Other leaders have voiced their sadness at the events of the nightclub, including Pope Francis who expressed "horror" over the "homicidal folly" of the massacre, and French president Francois Hollande who said he "expresses the full support of France and the French with America's authorities and its people in this difficult time".

Buckingham Palace said the Queen sent a personal message to President Obama on Sunday night, saying: "Prince Philip and I have been shocked by the events in Orlando. Our thoughts and prayers are with all those who have been affected."

Police officers stand guard down the street from the scene of the shooting (Phelan M. Ebenhack/AP)

At a press conference Obama said, as Americans, they are "united in grief, in outrage and resolve to defend our people".

"The FBI is appropriately investigating this as an act of terrorism, and I directed that we must spare no effort to determine, what, if any, inspiration or association this killer may have had with terrorist groups," he added.

President Barack Obama walks to his podium to speak about the massacre (Pablo Martinez Monsivais/AP)

Obama praised the emergency service response, described the gunman as a person "filled with hatred" and said it was a "heartbreaking day" for fellow Americans who are lesbians, gay, bisexual or transgender.

"This is a sobering reminder that attacks on any American regardless or race, ethnicity, religion or sexual orientation is an attack on all of us and the fundamental values and dignity that define us as a country," he added.

"This massacre is therefore a further reminder of how easy it is for someone to get their hands on a weapon that lets them shoot people in a school, in a house of worship or in a movie theatre or in a nightclub."

friends console each other outside the nightclub (Joe Burbank/AP)

During Obama's speech, Republican presidential hopeful Donald Trump took to Twitter to suggest the president should step down if he fails to mention radical Islamic terrorism.

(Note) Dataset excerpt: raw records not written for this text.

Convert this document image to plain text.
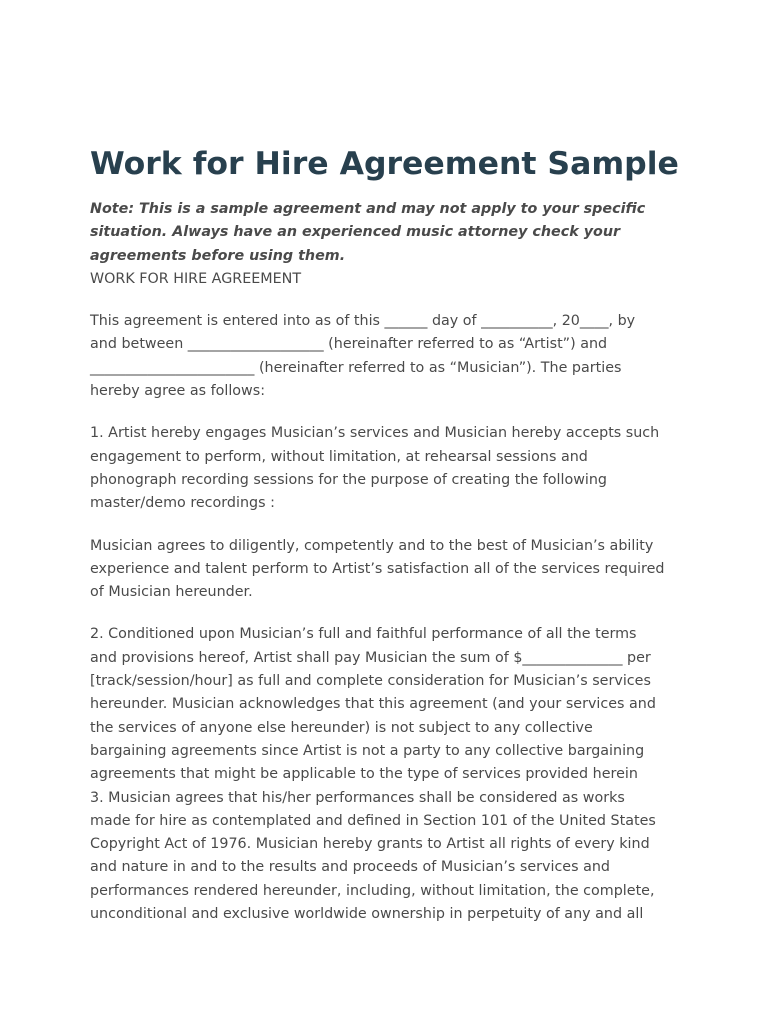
Work for Hire Agreement Sample

Note: This is a sample agreement and may not apply to your specific
situation. Always have an experienced music attorney check your
agreements before using them.

WORK FOR HIRE AGREEMENT

This agreement is entered into as of this ______ day of __________, 20____, by
and between ___________________ (hereinafter referred to as “Artist”) and
_______________________ (hereinafter referred to as “Musician”). The parties
hereby agree as follows:

1. Artist hereby engages Musician’s services and Musician hereby accepts such
engagement to perform, without limitation, at rehearsal sessions and
phonograph recording sessions for the purpose of creating the following
master/demo recordings :

Musician agrees to diligently, competently and to the best of Musician’s ability
experience and talent perform to Artist’s satisfaction all of the services required
of Musician hereunder.

2. Conditioned upon Musician’s full and faithful performance of all the terms
and provisions hereof, Artist shall pay Musician the sum of $______________ per
[track/session/hour] as full and complete consideration for Musician’s services
hereunder. Musician acknowledges that this agreement (and your services and
the services of anyone else hereunder) is not subject to any collective
bargaining agreements since Artist is not a party to any collective bargaining
agreements that might be applicable to the type of services provided herein

3. Musician agrees that his/her performances shall be considered as works
made for hire as contemplated and defined in Section 101 of the United States
Copyright Act of 1976. Musician hereby grants to Artist all rights of every kind
and nature in and to the results and proceeds of Musician’s services and
performances rendered hereunder, including, without limitation, the complete,
unconditional and exclusive worldwide ownership in perpetuity of any and all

The outspoken right-wing politician and businessman has faced criticism for posting a self-congratulatory tweet about the massacre in Orlando minutes after the horrific death toll was announced by police.

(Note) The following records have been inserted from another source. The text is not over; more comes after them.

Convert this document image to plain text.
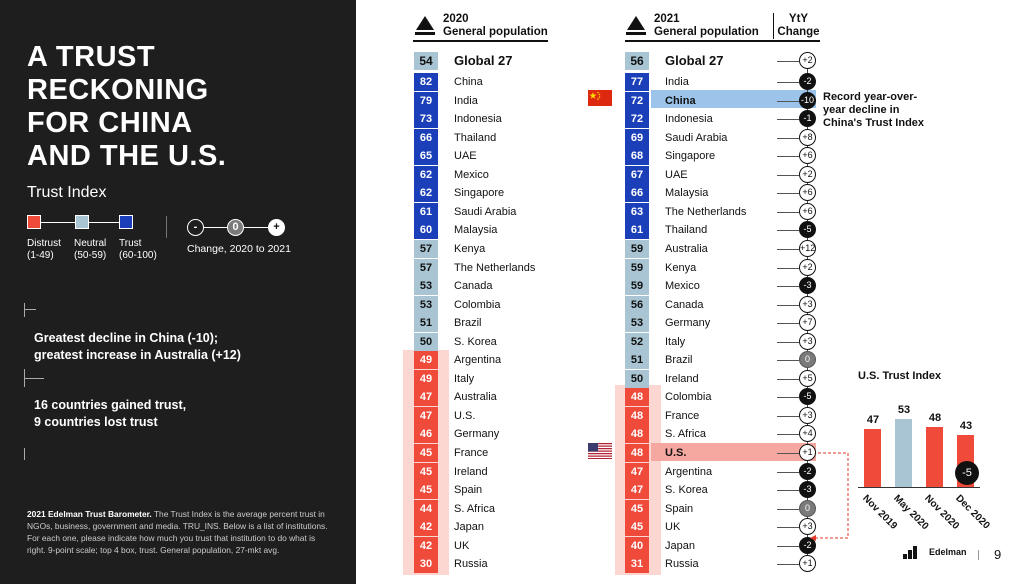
A TRUST
RECKONING
FOR CHINA
AND THE U.S.
Trust Index
Distrust
(1-49)
Neutral
(50-59)
Trust
(60-100)
-	0	+
Change, 2020 to 2021
Greatest decline in China (-10);
greatest increase in Australia (+12)
16 countries gained trust,
9 countries lost trust
2021 Edelman Trust Barometer. The Trust Index is the average percent trust in NGOs, business, government and media. TRU_INS. Below is a list of institutions. For each one, please indicate how much you trust that institution to do what is right. 9-point scale; top 4 box, trust. General population, 27-mkt avg.
2020
General population
2021
General population
YtY
Change
54	Global 27
82	China
79	India
73	Indonesia
66	Thailand
65	UAE
62	Mexico
62	Singapore
61	Saudi Arabia
60	Malaysia
57	Kenya
57	The Netherlands
53	Canada
53	Colombia
51	Brazil
50	S. Korea
49	Argentina
49	Italy
47	Australia
47	U.S.
46	Germany
45	France
45	Ireland
45	Spain
44	S. Africa
42	Japan
42	UK
30	Russia
56	Global 27	+2
77	India	-2
72	China	-10
72	Indonesia	-1
69	Saudi Arabia	+8
68	Singapore	+6
67	UAE	+2
66	Malaysia	+6
63	The Netherlands	+6
61	Thailand	-5
59	Australia	+12
59	Kenya	+2
59	Mexico	-3
56	Canada	+3
53	Germany	+7
52	Italy	+3
51	Brazil	0
50	Ireland	+5
48	Colombia	-5
48	France	+3
48	S. Africa	+4
48	U.S.	+1
47	Argentina	-2
47	S. Korea	-3
45	Spain	0
45	UK	+3
40	Japan	-2
31	Russia	+1
Record year-over-year decline in China's Trust Index
U.S. Trust Index
47
Nov 2019
53
May 2020
48
Nov 2020
43
Dec 2020
-5
Edelman 9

He faced wide condemnation on social media, including from former Labour shadow cabinet minister Chuka Umunna and former Star Trek actor and prominent gay rights activist George Takei.

The Democrat frontrunner, Hillary Clinton, posted on Facebook saying America needs to "redouble" efforts to defend the country from threats at home and abroad. In a move to reassure the LGBT community she said she is one of the millions of allies they have across the country.